The family of Manic Street Preachers star Richey Edwards claim to have “vital new evidence” in his disappearance.
The musician disappeared from the Embassy Hotel in central London in February 1995, aged 27, and he was officially presumed dead in 2008 – but Edwards’ sister Rachel Elias has revealed that new evidence has now come to light.
Edwards’ car was found near the Severn Bridge shortly after his disappearance, and Elias has explained the significance of the new evidence.
She said: “We were told that Richard crossed the bridge at 2:55pm.
“And we have the toll booth receipt that says 2:55. So we were led to believe there was an eight-hour window between his time of departing the hotel to crossing the Bridge on that same day.
“But it’s since come to light by tracking down the person who made the [bridge’s time recording] machines and making enquiries that that was a 24-hour clock, it always was.

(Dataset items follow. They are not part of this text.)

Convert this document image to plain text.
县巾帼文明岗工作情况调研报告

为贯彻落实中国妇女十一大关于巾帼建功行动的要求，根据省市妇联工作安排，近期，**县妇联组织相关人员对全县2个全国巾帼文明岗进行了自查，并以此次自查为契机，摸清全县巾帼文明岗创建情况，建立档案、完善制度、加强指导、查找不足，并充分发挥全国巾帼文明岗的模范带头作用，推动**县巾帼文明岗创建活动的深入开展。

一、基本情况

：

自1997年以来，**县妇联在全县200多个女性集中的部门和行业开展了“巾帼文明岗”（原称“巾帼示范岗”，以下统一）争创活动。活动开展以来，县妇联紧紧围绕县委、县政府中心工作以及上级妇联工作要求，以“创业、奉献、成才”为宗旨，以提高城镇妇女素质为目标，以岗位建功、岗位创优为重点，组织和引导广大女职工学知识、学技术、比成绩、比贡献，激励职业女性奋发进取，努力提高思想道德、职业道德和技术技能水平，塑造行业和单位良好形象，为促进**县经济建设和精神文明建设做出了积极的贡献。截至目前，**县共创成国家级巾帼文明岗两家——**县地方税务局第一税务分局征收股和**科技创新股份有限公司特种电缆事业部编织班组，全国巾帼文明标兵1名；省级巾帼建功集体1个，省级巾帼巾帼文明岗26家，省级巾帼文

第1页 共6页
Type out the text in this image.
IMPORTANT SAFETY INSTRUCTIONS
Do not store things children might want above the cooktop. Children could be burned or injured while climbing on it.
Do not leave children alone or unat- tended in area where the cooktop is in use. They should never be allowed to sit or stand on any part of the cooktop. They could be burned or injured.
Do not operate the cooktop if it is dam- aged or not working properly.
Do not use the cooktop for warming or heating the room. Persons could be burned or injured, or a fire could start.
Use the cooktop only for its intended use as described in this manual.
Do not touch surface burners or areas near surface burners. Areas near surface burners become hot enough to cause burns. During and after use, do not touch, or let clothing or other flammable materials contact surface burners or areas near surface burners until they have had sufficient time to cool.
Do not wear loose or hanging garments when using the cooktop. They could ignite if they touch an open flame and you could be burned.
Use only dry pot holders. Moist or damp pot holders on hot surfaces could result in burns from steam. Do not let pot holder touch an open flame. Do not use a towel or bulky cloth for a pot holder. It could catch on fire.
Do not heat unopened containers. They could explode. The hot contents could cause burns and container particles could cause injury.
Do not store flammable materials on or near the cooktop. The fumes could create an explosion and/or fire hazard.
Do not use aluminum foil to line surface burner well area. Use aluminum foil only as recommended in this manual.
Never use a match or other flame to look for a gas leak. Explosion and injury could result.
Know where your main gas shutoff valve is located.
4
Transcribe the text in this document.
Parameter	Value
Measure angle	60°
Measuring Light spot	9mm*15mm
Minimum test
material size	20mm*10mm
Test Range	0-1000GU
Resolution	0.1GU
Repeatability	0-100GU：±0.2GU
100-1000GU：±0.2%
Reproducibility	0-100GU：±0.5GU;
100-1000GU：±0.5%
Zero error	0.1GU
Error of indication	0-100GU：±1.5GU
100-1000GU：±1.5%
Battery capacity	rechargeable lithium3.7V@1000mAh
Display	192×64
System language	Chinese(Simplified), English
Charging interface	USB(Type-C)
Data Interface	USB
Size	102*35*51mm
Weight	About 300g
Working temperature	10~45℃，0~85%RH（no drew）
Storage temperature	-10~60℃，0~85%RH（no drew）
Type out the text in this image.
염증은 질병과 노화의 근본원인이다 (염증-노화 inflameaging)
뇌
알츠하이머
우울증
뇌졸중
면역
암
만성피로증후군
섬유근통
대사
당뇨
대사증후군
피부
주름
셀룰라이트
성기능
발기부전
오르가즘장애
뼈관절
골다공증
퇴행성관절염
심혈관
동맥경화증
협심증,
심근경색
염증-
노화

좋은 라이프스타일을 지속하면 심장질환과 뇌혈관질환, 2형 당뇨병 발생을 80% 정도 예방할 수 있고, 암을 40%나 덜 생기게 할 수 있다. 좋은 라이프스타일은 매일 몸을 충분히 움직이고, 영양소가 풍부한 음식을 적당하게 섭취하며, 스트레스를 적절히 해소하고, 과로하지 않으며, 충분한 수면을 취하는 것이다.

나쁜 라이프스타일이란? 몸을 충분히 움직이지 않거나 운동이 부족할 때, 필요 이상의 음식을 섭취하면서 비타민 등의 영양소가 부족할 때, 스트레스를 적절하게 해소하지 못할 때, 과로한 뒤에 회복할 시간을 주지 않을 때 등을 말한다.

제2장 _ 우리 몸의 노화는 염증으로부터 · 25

So that meant 2:55 was 2:55am.”
Edwards hopes that the information will help to establish a “new line of enquiry”.
She told ITV: “So we were appealing to people to have seen him at certain times that day when actually those times are meaningless now.
“We are hoping that it will establish a new line of enquiry because this is vital information that changes everything and turns it all on its head and needs to be looked at again.”
Meanwhile, the band – whose last recorded work with Edwards was 1994’s ‘The Holy Bible’ – recently unveiled their new single ‘International Blue’.
Of the track, bassist Nicky Wire explained: “On the single and the whole album, there are a lot of mini tributes to things that make your life feel a little bit better.
“Rather than my internalised misery, I tried to put a sense of optimism into the lyrics by writing about things that we find really inspiring.”